### Note
* Instructions have been included for each segment. You do not have to follow them exactly, but they are included to help you think through the steps.

In [5]:
# Dependencies and Setup
import pandas as pd

# File to Load (Remember to Change These)
heroes_file="HeroesOfPymoli purchase_data.csv"
heroes_df=pd.read_csv(heroes_file)

# Read Purchasing File and store into Pandas data frame
heroes_df.head()

Unnamed: 0,Purchase ID,SN,Age,Gender,Item ID,Item Name,Price
0,0,Lisim78,20,Male,108,"Extraction, Quickblade Of Trembling Hands",3.53
1,1,Lisovynya38,40,Male,143,Frenzied Scimitar,1.56
2,2,Ithergue48,24,Male,92,Final Critic,4.88
3,3,Chamassasya86,24,Male,100,Blindscythe,3.27
4,4,Iskosia90,23,Male,131,Fury,1.44


## Player Count

* Display the total number of players


In [8]:
player_demographics = heroes_df.loc[:, ["SN", "Age", "Gender"]]
player_demographics.head()

Unnamed: 0,SN,Age,Gender
0,Lisim78,20,Male
1,Lisovynya38,40,Male
2,Ithergue48,24,Male
3,Chamassasya86,24,Male
4,Iskosia90,23,Male


In [28]:
player_demographics = player_demographics.drop_duplicates()
player_count = player_demographics.count()[0]
player_count

576

## Purchasing Analysis (Total)

* Run basic calculations to obtain number of unique items, average price, etc.

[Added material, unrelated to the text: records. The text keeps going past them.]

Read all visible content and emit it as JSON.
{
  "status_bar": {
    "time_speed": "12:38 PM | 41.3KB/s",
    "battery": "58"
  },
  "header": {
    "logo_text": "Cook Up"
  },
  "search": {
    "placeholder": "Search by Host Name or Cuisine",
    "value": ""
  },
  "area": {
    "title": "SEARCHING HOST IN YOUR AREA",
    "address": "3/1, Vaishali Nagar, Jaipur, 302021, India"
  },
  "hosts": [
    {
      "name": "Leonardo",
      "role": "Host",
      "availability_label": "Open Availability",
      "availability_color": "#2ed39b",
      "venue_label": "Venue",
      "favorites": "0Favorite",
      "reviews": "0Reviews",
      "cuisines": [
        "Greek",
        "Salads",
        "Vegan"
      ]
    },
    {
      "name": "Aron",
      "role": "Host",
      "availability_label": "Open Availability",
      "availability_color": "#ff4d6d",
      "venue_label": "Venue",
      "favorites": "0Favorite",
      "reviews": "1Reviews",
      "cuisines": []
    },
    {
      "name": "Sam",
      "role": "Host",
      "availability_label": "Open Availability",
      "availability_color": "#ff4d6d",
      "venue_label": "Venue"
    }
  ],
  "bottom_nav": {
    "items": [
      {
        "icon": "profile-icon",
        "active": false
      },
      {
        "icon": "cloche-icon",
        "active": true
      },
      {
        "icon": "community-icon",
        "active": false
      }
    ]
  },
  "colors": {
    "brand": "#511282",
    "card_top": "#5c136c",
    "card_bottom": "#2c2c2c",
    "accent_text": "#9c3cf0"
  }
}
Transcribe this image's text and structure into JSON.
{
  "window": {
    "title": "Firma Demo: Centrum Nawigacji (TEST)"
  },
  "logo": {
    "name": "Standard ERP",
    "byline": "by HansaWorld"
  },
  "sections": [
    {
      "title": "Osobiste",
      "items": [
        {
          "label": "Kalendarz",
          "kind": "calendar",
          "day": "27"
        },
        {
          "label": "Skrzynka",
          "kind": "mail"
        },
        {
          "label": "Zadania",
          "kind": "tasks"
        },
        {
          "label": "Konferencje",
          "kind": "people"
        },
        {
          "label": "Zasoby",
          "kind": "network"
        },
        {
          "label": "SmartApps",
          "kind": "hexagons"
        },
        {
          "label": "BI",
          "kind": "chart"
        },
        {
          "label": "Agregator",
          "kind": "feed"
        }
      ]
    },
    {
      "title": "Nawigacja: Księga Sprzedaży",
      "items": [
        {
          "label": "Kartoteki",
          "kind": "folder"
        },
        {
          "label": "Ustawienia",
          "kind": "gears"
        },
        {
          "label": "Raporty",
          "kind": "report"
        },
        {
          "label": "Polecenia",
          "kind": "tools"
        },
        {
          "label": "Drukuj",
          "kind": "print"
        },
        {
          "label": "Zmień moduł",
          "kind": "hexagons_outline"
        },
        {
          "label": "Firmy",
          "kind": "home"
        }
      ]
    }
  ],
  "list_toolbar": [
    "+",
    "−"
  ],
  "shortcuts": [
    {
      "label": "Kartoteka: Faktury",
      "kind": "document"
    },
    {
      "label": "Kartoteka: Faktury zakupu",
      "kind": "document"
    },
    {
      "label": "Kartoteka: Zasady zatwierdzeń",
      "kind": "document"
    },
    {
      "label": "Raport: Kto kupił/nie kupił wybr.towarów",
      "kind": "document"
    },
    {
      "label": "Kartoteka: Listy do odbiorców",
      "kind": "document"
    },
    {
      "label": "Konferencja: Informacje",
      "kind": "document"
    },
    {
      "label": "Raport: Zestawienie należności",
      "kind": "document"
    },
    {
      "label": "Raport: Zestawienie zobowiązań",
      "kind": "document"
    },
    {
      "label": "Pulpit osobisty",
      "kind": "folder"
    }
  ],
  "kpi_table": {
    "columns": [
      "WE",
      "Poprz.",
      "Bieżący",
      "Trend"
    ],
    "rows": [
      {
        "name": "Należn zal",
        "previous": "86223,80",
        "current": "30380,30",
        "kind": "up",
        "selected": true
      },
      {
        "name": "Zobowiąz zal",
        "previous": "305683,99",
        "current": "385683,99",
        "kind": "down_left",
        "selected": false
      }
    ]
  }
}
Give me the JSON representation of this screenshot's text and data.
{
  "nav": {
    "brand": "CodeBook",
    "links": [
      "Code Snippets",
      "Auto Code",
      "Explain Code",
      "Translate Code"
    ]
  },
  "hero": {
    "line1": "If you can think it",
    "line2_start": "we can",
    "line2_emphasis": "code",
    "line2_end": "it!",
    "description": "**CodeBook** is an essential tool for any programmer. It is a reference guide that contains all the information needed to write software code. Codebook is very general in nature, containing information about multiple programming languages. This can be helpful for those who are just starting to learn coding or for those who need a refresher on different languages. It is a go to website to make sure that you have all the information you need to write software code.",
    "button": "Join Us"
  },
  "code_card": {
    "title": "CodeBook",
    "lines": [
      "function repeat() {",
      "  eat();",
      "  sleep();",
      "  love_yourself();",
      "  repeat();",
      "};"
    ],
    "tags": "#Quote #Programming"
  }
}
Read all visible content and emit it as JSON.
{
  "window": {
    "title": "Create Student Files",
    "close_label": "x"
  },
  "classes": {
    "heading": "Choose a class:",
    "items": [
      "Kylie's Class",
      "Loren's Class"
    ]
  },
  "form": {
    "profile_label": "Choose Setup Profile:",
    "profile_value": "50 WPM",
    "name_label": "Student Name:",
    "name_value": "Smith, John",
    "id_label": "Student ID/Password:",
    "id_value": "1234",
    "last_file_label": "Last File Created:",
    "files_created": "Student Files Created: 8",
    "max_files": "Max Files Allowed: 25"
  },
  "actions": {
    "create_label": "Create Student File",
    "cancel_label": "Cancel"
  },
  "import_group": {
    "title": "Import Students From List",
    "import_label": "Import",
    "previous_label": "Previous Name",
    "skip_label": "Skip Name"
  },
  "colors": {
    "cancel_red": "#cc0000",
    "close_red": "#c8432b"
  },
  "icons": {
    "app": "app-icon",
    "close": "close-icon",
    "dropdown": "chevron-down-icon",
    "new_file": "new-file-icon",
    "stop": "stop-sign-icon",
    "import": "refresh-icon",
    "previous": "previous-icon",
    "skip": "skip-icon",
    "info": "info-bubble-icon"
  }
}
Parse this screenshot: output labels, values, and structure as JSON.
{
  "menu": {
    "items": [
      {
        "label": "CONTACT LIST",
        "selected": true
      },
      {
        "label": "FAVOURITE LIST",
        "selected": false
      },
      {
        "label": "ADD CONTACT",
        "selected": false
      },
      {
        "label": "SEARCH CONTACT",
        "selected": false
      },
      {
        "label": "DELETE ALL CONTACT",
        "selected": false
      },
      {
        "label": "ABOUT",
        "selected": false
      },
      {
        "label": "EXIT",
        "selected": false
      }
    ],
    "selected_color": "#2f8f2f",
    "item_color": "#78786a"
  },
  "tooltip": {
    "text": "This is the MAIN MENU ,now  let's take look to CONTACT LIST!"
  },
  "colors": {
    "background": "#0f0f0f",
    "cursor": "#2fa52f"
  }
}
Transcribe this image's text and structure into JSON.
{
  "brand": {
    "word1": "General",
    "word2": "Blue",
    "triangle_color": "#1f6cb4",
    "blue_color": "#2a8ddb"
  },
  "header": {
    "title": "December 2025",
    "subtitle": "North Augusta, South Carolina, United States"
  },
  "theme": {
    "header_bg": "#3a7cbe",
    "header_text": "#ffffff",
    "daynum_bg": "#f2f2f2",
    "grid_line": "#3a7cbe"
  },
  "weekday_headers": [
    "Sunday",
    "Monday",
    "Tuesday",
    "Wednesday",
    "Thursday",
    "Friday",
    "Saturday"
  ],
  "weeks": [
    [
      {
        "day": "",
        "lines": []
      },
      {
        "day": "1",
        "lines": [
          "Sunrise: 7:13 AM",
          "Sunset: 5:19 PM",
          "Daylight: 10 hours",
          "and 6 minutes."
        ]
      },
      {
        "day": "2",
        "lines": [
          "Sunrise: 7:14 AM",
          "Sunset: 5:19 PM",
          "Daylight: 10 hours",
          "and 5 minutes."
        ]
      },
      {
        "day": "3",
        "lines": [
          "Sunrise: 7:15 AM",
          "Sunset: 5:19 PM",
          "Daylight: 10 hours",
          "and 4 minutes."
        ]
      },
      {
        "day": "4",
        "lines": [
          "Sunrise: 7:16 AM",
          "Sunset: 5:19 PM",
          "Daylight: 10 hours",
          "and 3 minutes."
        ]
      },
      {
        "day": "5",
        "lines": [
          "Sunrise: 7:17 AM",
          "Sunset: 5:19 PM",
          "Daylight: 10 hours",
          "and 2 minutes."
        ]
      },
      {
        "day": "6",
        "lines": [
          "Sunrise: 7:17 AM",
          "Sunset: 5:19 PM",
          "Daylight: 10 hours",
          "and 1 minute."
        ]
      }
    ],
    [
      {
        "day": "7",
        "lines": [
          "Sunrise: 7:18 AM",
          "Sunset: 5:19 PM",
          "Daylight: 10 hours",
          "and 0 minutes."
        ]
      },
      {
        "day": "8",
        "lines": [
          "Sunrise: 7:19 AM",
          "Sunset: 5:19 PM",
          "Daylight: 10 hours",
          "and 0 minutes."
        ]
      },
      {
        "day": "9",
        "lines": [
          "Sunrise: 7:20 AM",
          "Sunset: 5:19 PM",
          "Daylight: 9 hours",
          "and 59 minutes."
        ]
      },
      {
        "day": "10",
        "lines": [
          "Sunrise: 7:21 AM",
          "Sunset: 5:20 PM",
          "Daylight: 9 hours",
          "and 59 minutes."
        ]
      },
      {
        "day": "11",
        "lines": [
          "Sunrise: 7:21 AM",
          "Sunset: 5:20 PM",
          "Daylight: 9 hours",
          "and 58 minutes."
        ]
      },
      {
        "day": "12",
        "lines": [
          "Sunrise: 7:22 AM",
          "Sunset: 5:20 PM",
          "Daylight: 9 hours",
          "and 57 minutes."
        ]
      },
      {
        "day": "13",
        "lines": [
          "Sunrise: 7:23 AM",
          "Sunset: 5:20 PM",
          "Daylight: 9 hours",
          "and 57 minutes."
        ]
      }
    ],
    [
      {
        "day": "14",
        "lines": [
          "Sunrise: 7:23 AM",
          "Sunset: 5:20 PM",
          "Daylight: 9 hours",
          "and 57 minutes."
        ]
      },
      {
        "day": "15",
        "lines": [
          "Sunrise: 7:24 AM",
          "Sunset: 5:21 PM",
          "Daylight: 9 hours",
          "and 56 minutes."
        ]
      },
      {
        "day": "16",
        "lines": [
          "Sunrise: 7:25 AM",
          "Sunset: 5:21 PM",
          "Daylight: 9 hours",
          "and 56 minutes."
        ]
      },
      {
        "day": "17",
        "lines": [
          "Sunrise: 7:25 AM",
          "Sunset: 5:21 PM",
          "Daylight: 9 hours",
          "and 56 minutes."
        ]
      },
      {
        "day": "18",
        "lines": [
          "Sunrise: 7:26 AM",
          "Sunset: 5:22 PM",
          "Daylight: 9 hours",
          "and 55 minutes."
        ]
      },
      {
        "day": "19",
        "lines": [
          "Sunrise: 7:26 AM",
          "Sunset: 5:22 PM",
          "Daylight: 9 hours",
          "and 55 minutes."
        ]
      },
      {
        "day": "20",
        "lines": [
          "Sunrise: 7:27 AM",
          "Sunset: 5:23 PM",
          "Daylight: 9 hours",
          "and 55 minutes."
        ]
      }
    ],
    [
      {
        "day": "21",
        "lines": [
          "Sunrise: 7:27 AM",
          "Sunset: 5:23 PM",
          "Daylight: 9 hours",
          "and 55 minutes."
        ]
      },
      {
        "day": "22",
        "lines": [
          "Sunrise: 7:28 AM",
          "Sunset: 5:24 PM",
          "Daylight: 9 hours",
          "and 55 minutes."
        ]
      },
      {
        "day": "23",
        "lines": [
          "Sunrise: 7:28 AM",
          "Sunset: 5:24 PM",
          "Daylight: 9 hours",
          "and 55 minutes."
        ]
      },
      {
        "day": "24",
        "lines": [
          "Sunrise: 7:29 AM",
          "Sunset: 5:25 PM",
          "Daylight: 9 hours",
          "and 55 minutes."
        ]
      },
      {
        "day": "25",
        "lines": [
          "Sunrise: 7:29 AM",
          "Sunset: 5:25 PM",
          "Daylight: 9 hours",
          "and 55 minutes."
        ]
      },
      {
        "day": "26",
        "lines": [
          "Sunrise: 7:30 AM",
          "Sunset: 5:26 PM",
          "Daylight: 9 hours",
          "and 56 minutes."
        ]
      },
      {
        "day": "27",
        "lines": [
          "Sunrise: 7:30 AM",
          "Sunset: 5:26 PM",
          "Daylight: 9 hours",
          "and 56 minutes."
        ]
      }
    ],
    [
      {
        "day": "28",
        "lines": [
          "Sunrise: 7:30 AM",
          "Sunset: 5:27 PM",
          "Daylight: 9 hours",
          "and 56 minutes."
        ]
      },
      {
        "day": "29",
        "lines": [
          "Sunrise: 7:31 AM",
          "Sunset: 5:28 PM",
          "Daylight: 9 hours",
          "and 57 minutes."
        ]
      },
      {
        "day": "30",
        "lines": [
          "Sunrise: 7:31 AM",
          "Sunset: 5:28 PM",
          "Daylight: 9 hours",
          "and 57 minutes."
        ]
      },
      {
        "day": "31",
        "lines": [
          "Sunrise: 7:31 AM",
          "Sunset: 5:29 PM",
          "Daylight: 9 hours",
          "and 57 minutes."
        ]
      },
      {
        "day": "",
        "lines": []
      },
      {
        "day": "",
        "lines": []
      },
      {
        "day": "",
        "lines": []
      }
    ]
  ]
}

* Create a summary data frame to hold the results


* Optional: give the displayed data cleaner formatting


* Display the summary data frame


In [30]:
unique_items=len(heroes_df["Item ID"].unique())
average_purchase_price=heroes_df["Price"].mean()
total_number_purchase=heroes_df["Price"].count()
total_revenue=heroes_df["Price"].sum()
summary_table=pd.DataFrame({"Number of Unique Items":[unique_items],
                           "Average Purchase Price":[average_purchase_price],
                           "Total Number of Purchases":[total_number_purchase],
                           "Total Revenue":[total_revenue]})
summary_table=summary_table[["Number of Unique Items","Average Purchase Price","Total Number of Purchases","Total Revenue"]]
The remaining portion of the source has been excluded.